Circus teaches at Notre Dame

Richard Tedesco

Some students from the Notre Dame School in New Hyde Park became circus performers this week – without running away from home.

The National Circus Project brought its Greatest Show in Schools to the private Catholic school last week as the Parents Activity as Volunteers for Education paid for the first return appearance of the group since they first came to Notre Dame several years ago.

The National Circus Project, formed as the non-profit Educational Specialists Inc in 1984, does outreach programs for schools, where it has put on 10,000 performances and 50,000 workshops since its inception.

The group’s week-long work with students at Notre Dame began with an assembly for grades Pre-K through eight, with two Circus Project’s artists-in-residence demonstrating basic circus skills, aimed at improving motor skills and self-esteem for all the students, according to Notre Dame principal Caryn Durkin.

Basic skills workshops were held for the entire student body, coordinated by Notre Dame physical education teacher Kristina LoCastro.
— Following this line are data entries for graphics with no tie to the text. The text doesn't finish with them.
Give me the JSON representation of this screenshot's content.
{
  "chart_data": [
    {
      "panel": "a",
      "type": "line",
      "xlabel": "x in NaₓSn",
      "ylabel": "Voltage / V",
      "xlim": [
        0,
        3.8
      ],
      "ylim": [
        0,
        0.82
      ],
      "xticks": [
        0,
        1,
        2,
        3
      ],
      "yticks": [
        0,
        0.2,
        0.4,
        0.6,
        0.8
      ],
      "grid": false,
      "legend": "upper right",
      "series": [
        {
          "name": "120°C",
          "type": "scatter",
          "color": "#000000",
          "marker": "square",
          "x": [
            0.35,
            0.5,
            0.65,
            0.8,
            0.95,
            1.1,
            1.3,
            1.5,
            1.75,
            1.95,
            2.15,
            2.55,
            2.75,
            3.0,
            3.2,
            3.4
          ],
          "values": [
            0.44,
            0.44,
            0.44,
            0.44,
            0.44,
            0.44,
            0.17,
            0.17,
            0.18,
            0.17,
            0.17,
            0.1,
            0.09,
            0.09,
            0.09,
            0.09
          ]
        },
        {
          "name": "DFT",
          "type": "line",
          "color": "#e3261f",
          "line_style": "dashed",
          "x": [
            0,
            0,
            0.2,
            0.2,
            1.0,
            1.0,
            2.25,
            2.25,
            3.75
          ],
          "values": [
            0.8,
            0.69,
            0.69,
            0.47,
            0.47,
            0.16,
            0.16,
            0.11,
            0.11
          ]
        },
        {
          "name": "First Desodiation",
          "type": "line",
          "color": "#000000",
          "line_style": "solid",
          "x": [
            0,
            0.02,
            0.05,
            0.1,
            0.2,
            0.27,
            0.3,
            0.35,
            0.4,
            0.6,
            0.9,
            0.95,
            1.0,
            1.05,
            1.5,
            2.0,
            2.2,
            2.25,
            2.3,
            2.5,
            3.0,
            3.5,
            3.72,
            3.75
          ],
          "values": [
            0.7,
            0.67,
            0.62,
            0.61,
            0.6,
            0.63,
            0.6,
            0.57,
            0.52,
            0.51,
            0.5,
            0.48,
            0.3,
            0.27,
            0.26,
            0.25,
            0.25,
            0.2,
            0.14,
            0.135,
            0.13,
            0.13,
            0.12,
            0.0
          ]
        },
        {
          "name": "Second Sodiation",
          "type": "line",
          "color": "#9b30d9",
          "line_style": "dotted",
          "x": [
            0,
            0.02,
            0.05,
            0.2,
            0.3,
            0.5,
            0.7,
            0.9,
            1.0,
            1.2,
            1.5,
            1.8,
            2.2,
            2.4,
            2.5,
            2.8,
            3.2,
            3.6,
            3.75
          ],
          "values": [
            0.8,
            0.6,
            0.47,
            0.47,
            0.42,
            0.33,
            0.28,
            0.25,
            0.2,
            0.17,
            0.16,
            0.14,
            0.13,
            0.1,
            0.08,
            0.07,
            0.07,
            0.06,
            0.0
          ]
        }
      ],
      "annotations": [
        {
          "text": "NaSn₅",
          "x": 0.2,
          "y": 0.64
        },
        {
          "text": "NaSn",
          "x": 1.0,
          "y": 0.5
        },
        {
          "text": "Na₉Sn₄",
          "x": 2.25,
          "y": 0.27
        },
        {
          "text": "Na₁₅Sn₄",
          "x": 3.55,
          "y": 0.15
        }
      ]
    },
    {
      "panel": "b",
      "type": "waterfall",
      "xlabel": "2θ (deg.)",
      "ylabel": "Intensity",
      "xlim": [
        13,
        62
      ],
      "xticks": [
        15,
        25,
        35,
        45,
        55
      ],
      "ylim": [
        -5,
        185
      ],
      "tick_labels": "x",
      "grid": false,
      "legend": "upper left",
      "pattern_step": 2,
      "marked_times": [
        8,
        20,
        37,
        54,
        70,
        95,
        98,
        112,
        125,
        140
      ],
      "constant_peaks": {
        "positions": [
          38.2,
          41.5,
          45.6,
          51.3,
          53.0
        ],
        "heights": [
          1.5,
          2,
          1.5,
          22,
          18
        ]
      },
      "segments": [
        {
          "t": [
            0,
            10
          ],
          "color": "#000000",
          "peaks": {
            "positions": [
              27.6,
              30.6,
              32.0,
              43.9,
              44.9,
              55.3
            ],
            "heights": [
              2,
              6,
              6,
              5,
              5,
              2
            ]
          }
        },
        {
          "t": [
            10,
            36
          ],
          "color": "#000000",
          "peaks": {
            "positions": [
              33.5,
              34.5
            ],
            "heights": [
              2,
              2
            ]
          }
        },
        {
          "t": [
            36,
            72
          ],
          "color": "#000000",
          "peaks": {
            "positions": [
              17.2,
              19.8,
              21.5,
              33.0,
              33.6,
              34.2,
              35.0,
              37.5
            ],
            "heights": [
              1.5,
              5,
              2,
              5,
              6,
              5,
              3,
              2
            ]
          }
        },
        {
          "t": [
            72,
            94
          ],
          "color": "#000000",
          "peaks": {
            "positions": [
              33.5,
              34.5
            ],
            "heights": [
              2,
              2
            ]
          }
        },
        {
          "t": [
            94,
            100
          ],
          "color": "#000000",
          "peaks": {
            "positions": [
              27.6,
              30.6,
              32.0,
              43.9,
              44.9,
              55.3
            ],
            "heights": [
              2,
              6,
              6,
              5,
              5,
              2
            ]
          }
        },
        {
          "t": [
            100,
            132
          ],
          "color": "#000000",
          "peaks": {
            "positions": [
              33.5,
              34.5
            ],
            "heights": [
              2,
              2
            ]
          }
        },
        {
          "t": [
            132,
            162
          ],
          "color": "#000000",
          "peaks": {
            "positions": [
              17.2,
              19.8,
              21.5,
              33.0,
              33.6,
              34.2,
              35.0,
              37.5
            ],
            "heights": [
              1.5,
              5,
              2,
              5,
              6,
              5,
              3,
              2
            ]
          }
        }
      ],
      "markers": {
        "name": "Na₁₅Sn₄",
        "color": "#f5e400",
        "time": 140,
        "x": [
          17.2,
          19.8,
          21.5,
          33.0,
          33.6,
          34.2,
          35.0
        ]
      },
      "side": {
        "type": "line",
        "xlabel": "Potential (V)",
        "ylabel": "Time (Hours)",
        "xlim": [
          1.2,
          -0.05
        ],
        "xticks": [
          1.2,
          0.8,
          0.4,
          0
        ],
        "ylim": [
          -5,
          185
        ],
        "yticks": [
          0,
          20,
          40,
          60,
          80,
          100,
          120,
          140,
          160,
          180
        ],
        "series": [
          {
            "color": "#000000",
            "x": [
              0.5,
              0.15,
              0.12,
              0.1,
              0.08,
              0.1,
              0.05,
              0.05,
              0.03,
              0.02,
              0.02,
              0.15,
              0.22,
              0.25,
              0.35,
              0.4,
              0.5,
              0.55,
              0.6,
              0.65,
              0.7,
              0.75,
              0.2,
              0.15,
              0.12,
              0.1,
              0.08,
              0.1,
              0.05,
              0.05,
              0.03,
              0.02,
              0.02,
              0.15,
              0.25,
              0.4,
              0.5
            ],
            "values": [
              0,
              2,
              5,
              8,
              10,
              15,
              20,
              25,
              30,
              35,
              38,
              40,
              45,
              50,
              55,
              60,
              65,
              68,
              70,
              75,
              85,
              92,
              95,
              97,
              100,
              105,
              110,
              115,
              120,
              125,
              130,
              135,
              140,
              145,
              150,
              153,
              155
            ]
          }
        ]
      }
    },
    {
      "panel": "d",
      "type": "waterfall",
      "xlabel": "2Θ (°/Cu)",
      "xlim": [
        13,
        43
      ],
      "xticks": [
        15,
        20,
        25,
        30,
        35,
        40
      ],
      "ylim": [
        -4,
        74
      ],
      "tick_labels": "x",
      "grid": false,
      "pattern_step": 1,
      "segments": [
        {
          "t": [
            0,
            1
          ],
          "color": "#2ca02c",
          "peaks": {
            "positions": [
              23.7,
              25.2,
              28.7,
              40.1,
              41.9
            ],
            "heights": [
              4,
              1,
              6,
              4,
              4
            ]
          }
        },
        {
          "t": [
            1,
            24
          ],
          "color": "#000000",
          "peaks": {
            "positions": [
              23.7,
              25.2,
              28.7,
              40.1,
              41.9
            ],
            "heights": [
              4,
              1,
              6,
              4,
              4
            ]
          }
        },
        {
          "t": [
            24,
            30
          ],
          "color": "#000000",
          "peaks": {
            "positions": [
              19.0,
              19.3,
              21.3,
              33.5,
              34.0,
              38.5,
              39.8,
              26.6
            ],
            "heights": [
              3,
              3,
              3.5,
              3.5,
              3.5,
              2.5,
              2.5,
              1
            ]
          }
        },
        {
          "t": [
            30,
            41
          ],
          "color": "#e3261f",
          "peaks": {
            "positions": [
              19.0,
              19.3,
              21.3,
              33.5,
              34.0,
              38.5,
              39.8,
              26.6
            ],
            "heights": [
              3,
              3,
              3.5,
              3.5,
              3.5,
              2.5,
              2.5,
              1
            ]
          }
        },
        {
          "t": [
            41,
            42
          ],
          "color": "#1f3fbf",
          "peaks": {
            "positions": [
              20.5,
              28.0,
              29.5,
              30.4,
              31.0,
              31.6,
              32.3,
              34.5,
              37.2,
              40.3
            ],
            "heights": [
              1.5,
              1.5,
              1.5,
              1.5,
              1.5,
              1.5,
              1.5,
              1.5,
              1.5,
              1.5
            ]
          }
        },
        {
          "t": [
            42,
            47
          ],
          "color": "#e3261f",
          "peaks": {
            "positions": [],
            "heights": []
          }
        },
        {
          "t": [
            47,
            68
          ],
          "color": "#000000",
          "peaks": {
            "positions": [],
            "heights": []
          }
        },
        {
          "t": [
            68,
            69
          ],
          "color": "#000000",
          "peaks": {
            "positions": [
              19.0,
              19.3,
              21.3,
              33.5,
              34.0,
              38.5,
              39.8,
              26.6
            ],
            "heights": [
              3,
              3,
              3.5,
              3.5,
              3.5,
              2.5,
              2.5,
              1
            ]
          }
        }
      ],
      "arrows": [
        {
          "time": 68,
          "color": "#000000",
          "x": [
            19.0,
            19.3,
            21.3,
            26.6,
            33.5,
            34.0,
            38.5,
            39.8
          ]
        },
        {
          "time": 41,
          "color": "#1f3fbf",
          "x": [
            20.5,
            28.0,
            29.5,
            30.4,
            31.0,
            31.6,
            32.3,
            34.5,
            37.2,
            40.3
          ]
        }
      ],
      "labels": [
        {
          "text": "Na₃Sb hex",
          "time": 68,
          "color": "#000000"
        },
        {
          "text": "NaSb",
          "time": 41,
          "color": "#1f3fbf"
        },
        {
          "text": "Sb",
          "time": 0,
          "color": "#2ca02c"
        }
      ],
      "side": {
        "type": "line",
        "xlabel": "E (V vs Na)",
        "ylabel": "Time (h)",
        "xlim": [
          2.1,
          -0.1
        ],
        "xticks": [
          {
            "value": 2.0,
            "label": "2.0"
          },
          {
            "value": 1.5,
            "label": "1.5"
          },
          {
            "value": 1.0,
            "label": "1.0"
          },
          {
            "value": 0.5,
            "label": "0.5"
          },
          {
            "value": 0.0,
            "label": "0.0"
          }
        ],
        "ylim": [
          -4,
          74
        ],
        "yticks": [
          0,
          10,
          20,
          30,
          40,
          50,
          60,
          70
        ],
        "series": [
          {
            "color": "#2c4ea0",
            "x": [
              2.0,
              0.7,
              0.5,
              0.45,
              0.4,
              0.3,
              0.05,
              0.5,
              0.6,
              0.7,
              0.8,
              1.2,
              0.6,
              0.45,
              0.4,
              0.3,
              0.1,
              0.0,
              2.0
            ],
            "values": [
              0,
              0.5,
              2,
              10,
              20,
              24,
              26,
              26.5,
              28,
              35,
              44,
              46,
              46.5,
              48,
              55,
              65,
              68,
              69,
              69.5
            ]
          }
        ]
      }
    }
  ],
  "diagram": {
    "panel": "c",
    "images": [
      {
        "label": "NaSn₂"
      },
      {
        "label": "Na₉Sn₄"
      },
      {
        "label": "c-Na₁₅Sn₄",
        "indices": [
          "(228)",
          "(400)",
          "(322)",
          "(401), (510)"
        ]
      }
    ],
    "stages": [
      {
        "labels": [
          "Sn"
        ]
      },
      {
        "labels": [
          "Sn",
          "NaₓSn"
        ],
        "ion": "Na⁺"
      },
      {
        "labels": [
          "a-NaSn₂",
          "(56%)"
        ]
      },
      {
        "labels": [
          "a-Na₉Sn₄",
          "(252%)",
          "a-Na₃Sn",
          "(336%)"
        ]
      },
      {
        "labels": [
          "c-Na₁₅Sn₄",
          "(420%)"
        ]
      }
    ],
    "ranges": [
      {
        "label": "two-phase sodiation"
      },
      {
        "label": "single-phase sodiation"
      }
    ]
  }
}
Selected groups of students in grades 4,6 and 8 were given more in-depth, intensive instruction in daily 40-minute sessions throughout the week, with a performance for parents on Friday night as the climactic event.

“They produced a show,” Durkin said. “Students are seeing first-hand that practice and motivation make even a difficult skill easy to learn.”

The young students learned a full set of circus performance skills, including plate-spinning, juggling, stilt-walking, tumbling, doing tricks with a diablo yo-yo and using devil sticks, balancing and manipulating one stick with two others.

When they weren’t physically engaged in mastering circus stunts, the students explored circus themes in their daily class work, through stories, mathematics problems, science questions and vocabulary all related to circus life.

For the Friday night performance, the Notre Dame gym was decorated with paintings and posters the students produced in art classes during the week.

A circus-themed supper of pizza, popcorn and cotton candy was served in the cafeteria preceding the children’s show in the gym on Friday.

Approximately 120 students participated in the Friday night performance with was a “big hit” with their parents, according to Durkin, who said she hopes to have the National Circus Project return to the school for another week of workshops in a couple of years.

“The best part was seeing the sense of fun that the children had and the self-confidence they built up by learning those things in so short a time,” Durkin said.